Word gets out to the Jewish Christians in Jerusalem, pious guardians of tradition, in our reading in Acts 11. They ask Peter, “Why did you go to uncircumcised men and eat with them?” Now, before you think they sound like the Pharisees complaining about Jesus eating and drinking with sinners, remember that Peter also resisted going to the Gentiles and eating foods not permitted by the dietary laws. With the vision of the sheet of four-footed animals, beasts of prey, reptiles and birds, and the voice saying, “Get up, Peter; kill and eat,” Peter responds, “By no means, Lord; for nothing profane or unclean has ever entered my mouth.” The voice must tell him 3 times before he gets the message, “What God has made clean, you must not call profane.”
For Peter and the other circumcised Jewish Christians who have been taught since birth that Gentiles are unclean, this is a strange new way of life for the faithful.
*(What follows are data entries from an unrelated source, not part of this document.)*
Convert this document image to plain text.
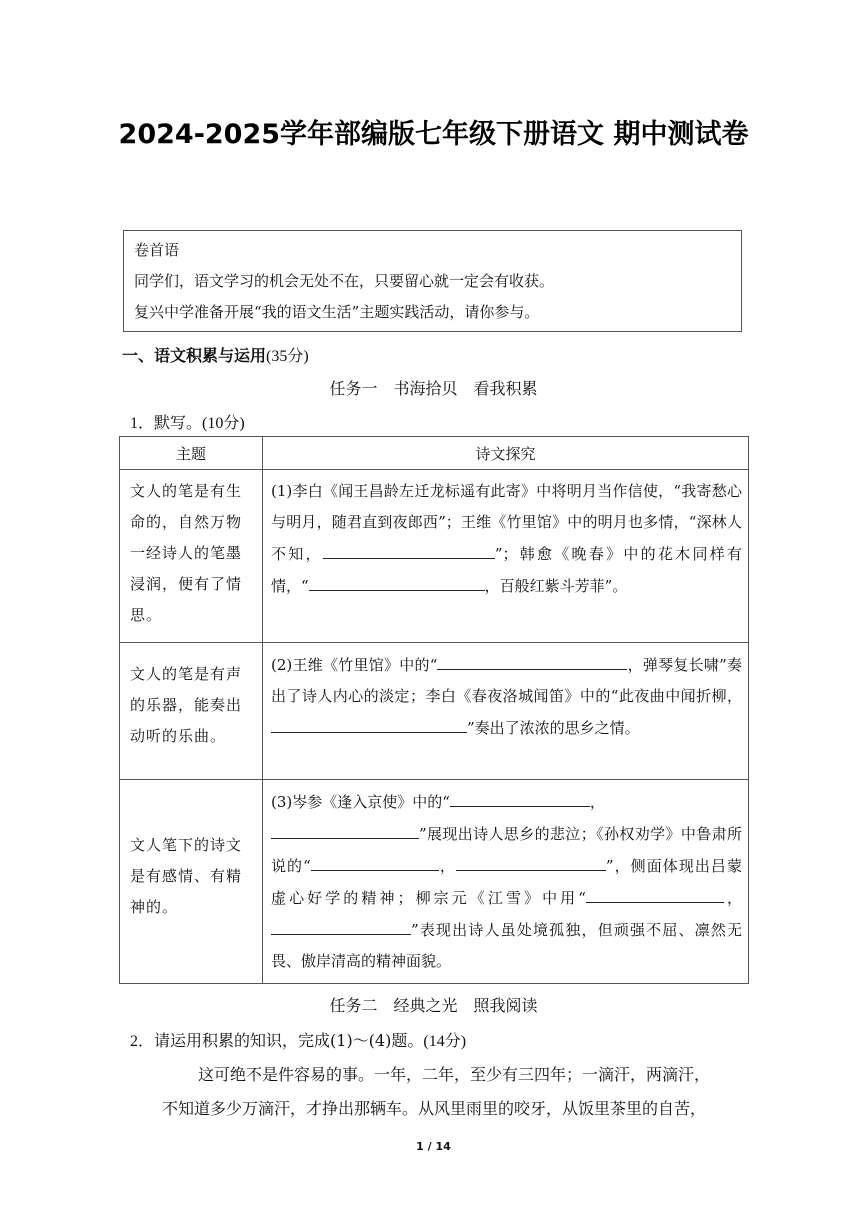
2024-2025学年部编版七年级下册语文 期中测试卷
卷首语
同学们，语文学习的机会无处不在，只要留心就一定会有收获。
复兴中学准备开展“我的语文生活”主题实践活动，请你参与。
一、语文积累与运用(35分)
任务一　书海拾贝　看我积累
1．默写。(10分)
主题	诗文探究

文人的笔是有生命的，自然万物一经诗人的笔墨浸润，便有了情思。	(1)李白《闻王昌龄左迁龙标遥有此寄》中将明月当作信使，“我寄愁心与明月，随君直到夜郎西”；王维《竹里馆》中的明月也多情，“深林人不知， ”；韩愈《晚春》中的花木同样有情，“ ，百般红紫斗芳菲”。

文人的笔是有声的乐器，能奏出动听的乐曲。	(2)王维《竹里馆》中的“ ，弹琴复长啸”奏出了诗人内心的淡定；李白《春夜洛城闻笛》中的“此夜曲中闻折柳，”奏出了浓浓的思乡之情。

文人笔下的诗文是有感情、有精神的。	(3)岑参《逢入京使》中的“ ，
”展现出诗人思乡的悲泣；《孙权劝学》中鲁肃所说的“ ， ”，侧面体现出吕蒙虚心好学的精神；柳宗元《江雪》中用“ ，”表现出诗人虽处境孤独，但顽强不屈、凛然无畏、傲岸清高的精神面貌。
任务二　经典之光　照我阅读
2．请运用积累的知识，完成(1)～(4)题。(14分)
这可绝不是件容易的事。一年，二年，至少有三四年；一滴汗，两滴汗，
不知道多少万滴汗，才挣出那辆车。从风里雨里的咬牙，从饭里茶里的自苦，
1 / 14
A strange new world.
Friends, this may feel like a strange new life for the faithful today as the Spirit of God continues to lead Christ’s followers forward in new, sometimes unexpected directions.
That first summer at Codorus State Park, when I was leading worship in an outdoor amphitheater with my flip-flop-clad flock, I could not have imagined that God would lead me here to love and serve this community of faith. But I have been willing to take risks and be open to change, for Christ’s sake. And the Lord has always brought me helpers—family, friends, mentors, teachers—so that I would be able to do what God was leading me to do. I could never have worked at the park those three summers without my son, James. And I would not have been a pastor at all without the support and encouragement of my husband, Jim.
We serve a God who shows no partiality and desires all to be saved. Paul says in Galatians 3:28, “There is neither Jew nor Gentile, neither slave nor free, nor is there male and female, for you are all one in Christ Jesus.”
Who are we to hold onto wrong attitudes, habits or traditions that have lost their usefulness? Who are we to hinder the work of God in our live?
There’s a new, astonishing breeze of the Spirit blowing through.
A strange new way of life for the faithful. A strange new world!
Let us pray.
Dear Lord, we praise you for your Spirit that is blowing through our congregation in a new way, and the Spirit that lives in every believer’s heart, guiding, empowering, transforming. Lord, give us your vision, as you did for Peter, so that we may see what you are doing in our midst and know how we can join you in this Kingdom work. Holy One, we want to touch the lives of children and young families today. Help us. We know that you desire all to be saved, healed and made whole. Strengthen us to trust you enough to let go of what we need to let go and be open to receive what you have for us. Keep us from hindering the work of your Spirit. Bless our efforts to love and serve in your name. In Christ we pray. Amen.